Ocorre que no fundo de sua cabeça um martelinho batia silencioso e continuamente, instigando-o a partir.

Assim, quando a primavera lançava seus primeiros perfumes sobre as montanhas que cercavam sua terra natal, ele partiu. Cavalgando sua motocicleta saboreou o Uruguai e foi lá que conheceu José Cárdenas.

Cárdenas era um clássico camponês uruguaio. Baixo, gorducho com seu inseparável apetrechos de erva mate. Formaram uma bela dupla de boêmios no nostálgico bar Insurgente. Nas infindáveis noites regradas a álcool, o sábio camponês uruguaio muniu-lhe dos conhecimentos necessários para a vida.

Um dia perguntou ao velho sábio camponês de qual lugar havia extraído tamanha sabedoria. Então ele explicou-lhe a sua participação na luta contra a ditadura uruguaia e seu exílio na Rússia soviética.

Quando pensou que poderia viver para sempre na deliciosa Montevidéu, Cárdenas alertou-o:

- "ahora, mijo, tienes que volver a su tierra e pelear sus propias batallas. Yo ya hice mi parte".
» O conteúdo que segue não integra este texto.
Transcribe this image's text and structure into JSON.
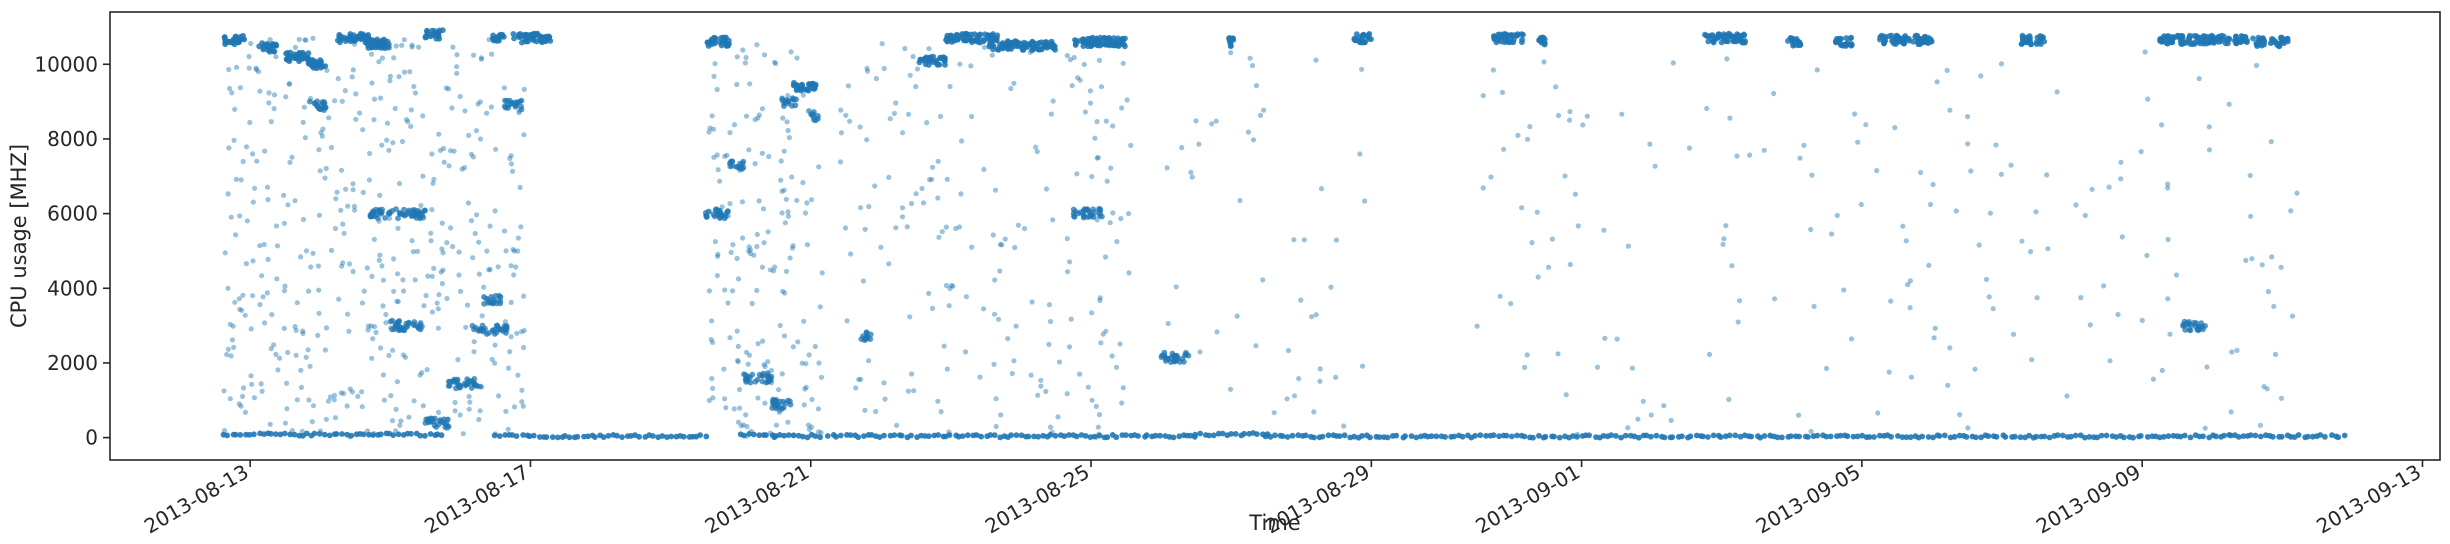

Depois da última noite de bebida em Montevidéu ele regressou. Na volta seu coração ardia de ansiedade em compartilhar os conhecimentos adquiridos em terras alheias. No entanto, uma frase de Cárdenas tirava-lhe o sono:

- “No te olvides de que un día, más cerca de lo que parezca, vendrá alguien y clavar-le-à un puñal en su pecho y llevará consigo su corazón. Cuando eso se pasa, sepas que ya es hora de navegar”.

Quando apontava pela última montanha que dava vista para a terra em que nasceu, avistou ao longe uma galeguinha que entre as roseiras lhe sorria timidamente, com os finos cabelos de mel esvoaçando sob a força dos ventos que batia nas paredes das montanhas e rumavam em direção a cidade.

*Talvez por engano ou por empolgação ocasionada pelo retorno, não tenha percebido que a galeguinha, aquela galeguinha lhe sorria timidamente, estava a colher rosas com um punhal mão.